Sources close to Burley believe Charley actually carried Moore just for the sake of punishing him. Rosenfeld quotes eyewitness Howard Branson: “This fight was really no contest. Burley didn’t like cocky fighters and Moore was a little cocky in those days. Burley could’ve knocked Moore out anytime he wanted. Burley would hit Moore hard and Moore was going down and Burley would walk to Moore and hold him up. This happened five or six times in the fight. Burley just wanted to torment Moore.”
Moore reportedly ended up in the hospital for three days after the fight. He told Branson it was the worst beating he took in his entire career. The fight made an indelible impression on Moore, and to his credit, he emerged a better fighter and ran off an impressive win streak after being dominated by Burley. Hard times breed hard men.
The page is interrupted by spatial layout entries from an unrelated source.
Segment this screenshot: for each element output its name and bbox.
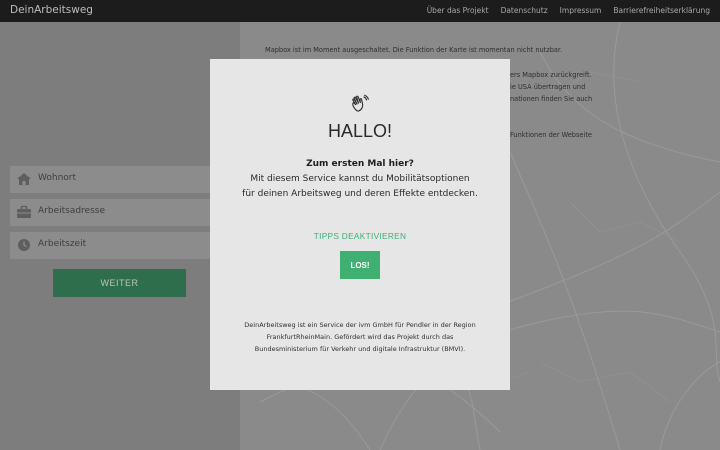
continue-button[interactable]: WEITER: [53, 269, 186, 297]
clock-icon: [18, 239, 30, 251]
dialog-title: HALLO!: [327, 121, 393, 141]
start-button[interactable]: LOS!: [340, 251, 380, 279]
home-location-field[interactable]: Wohnort: [10, 166, 212, 193]
dialog-description-line-1: Mit diesem Service kannst du Mobilitätso…: [250, 174, 470, 184]
dialog-footer-line-3: Bundesministerium für Verkehr und digita…: [254, 345, 466, 353]
nav-link-imprint[interactable]: Impressum: [560, 6, 602, 15]
map-notice-fragment-4: Funktionen der Webseite: [510, 131, 592, 139]
top-bar: DeinArbeitsweg Über das Projekt Datensch…: [0, 0, 720, 22]
nav-link-about[interactable]: Über das Projekt: [427, 6, 489, 15]
home-icon: [17, 173, 31, 185]
work-address-field[interactable]: Arbeitsadresse: [10, 199, 212, 226]
brand-logo[interactable]: DeinArbeitsweg: [10, 4, 93, 16]
map-notice-fragment-1: ers Mapbox zurückgreift.: [510, 71, 592, 79]
form-panel: Wohnort Arbeitsadresse Arbeitszeit WEITE…: [0, 22, 240, 450]
top-nav: Über das Projekt Datenschutz Impressum B…: [427, 6, 710, 15]
map-disabled-notice: Mapbox ist im Moment ausgeschaltet. Die …: [265, 46, 563, 54]
map-notice-fragment-2: ie USA übertragen und: [510, 83, 586, 91]
home-location-label: Wohnort: [38, 173, 77, 183]
work-time-field[interactable]: Arbeitszeit: [10, 232, 212, 259]
nav-link-accessibility[interactable]: Barrierefreiheitserklärung: [613, 6, 710, 15]
waving-hand-icon: [352, 94, 369, 112]
dialog-footer-line-2: FrankfurtRheinMain. Gefördert wird das P…: [266, 333, 454, 341]
nav-link-privacy[interactable]: Datenschutz: [501, 6, 548, 15]
dialog-subheading: Zum ersten Mal hier?: [306, 159, 414, 169]
dialog-footer-line-1: DeinArbeitsweg ist ein Service der ivm G…: [244, 321, 476, 329]
briefcase-icon: [17, 205, 31, 218]
welcome-dialog: HALLO! Zum ersten Mal hier? Mit diesem S…: [210, 59, 510, 390]
work-time-label: Arbeitszeit: [38, 239, 87, 249]
disable-tips-button[interactable]: TIPPS DEAKTIVIEREN: [210, 231, 510, 241]
map-notice-fragment-3: nationen finden Sie auch: [510, 95, 593, 103]
work-address-label: Arbeitsadresse: [38, 206, 106, 216]
dialog-description-line-2: für deinen Arbeitsweg und deren Effekte …: [242, 189, 478, 199]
“Very few people could make me fight out of my system….Burley was one. Charley Burley tricked me. We both boxed and did things….similar. Mine was an apparent forward movement whereas Burley’s was a continuous serpentine movement. He’d swivel his hips and his body would sometimes lean over towards you, and he’d pull it back fast, just in time. His head would be flying like a threshing machine, and any angle he got into he could punch from that angle. He was never off balance but he seemed to be off balance on many occasions.”
Moore was the apprentice on that night in 1944, and the legacy of Burley lives on.